Apa yang Perlu Anda Ketahui tentang Donanemab (Kisunla™)
Obat Donanemab (Kisunla™)

Sementara itu, berikut adalah beberapa pertanyaan kunci yang sering kali kita dengar dari orang-orang mengenai donanemab — dan beberapa jawabannya juga.

Apa itu donanemab? Bagaimana obat ini bekerja?

  • Donanemab adalah pengobatan dengan antibodi monoklonal.
  • Donanemab adalah obat yang diberikan melalui injeksi intravena yang dirancang untuk menargetkan plak amiloid di otak orang dengan gangguan kognitif ringan atau tahap awal penyakit Alzheimer.
  • Obat ini akan mengikat plak amiloid tersebut dan memungkinkan tubuh untuk menghilangkannya dari otak.
  • Secara ringkas, aksi utama obat donanemab (Kisunla™) adalah menghilangkan plak amiloid dari otak.

Apa hasil kunci dari data percobaan donanemab terbaru?

  • Obat ini mampu memperlambat kemajuan penyakit pada beberapa orang.
  • Hampir setengah (47%) dari orang yang diobati dengan donanemab (dibandingkan dengan 29% yang diobati dengan plasebo) tidak menunjukkan kemajuan klinis demensia setelah satu tahun. (Tidak ada kemajuan klinis didefinisikan sebagai tidak terjadinya penurunan pada skor CDR-SB mereka).
  • Perawatan dengan obat donanemab mengurangi plak amiloid rata-rata sebesar 84% setelah 18 bulan, dibandingkan dengan penurunan 1% pada orang yang mengonsumsi plasebo.
  • Orang yang mengonsumsi obat donanemab mengalami risiko 37% lebih rendah untuk memasuki tahap penyakit berikutnya dibandingkan dengan orang yang mengonsumsi plasebo.

Apakah obat donanemab bekerja lebih baik pada beberapa orang dibandingkan dengan yang lain?

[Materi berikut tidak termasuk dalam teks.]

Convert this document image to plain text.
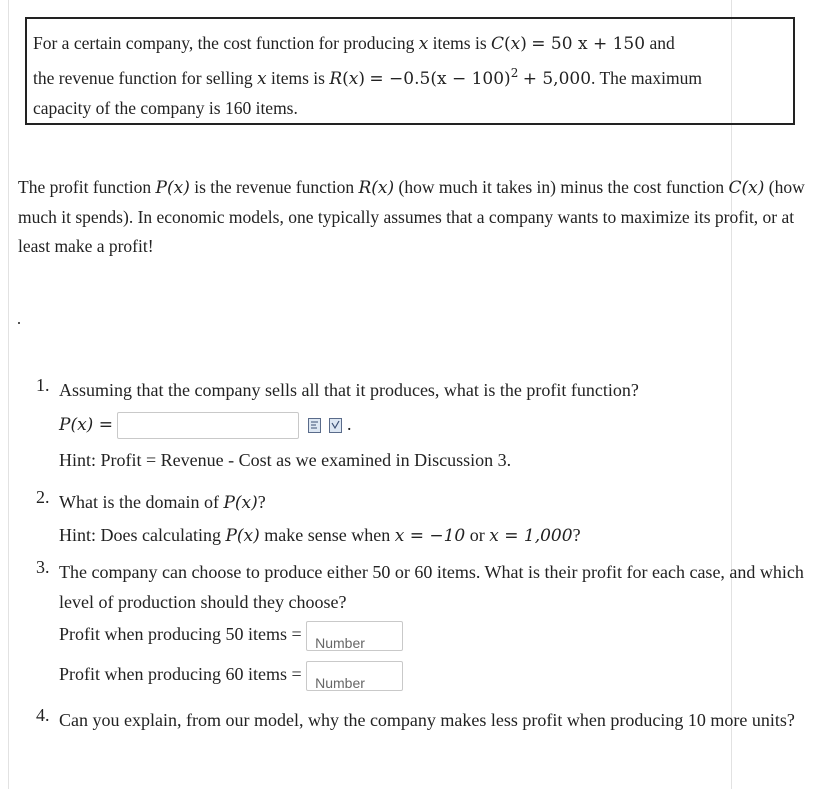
For a certain company, the cost function for producing x items is C(x) = 50 x + 150 and
the revenue function for selling x items is $R(x) = -0.5(x - 100)^2 + 5,000$. The maximum
capacity of the company is 160 items.
The profit function P(x) is the revenue function R(x) (how much it takes in) minus the cost function C(x) (how much it spends). In economic models, one typically assumes that a company wants to maximize its profit, or at least make a profit!
1. Assuming that the company sells all that it produces, what is the profit function?
P(x) =
	.
Hint: Profit = Revenue - Cost as we examined in Discussion 3.
2. What is the domain of P(x)?
Hint: Does calculating P(x) make sense when x = −10 or x = 1,000?
3. The company can choose to produce either 50 or 60 items. What is their profit for each case, and which level of production should they choose?
Profit when producing 50 items = Number
Profit when producing 60 items = Number
4. Can you explain, from our model, why the company makes less profit when producing 10 more units?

Ya, karena efek obat ini tergantung pada beberapa faktor:

  • Donanemab tampaknya lebih efektif pada orang yang memiliki gangguan kognitif ringan dibandingkan dengan orang yang berada di tahap awal penyakit Alzheimer.
  • Obat ini juga tampak lebih efektif pada orang yang berumur di bawah 75 tahun dibandingkan dengan orang yang berumur di atas 75 tahun.
  • Obat ini tampak lebih efektif pada orang dengan tingkat protein tau rendah hingga sedang dibandingkan dengan orang dengan tingkat protein tau yang lebih tinggi.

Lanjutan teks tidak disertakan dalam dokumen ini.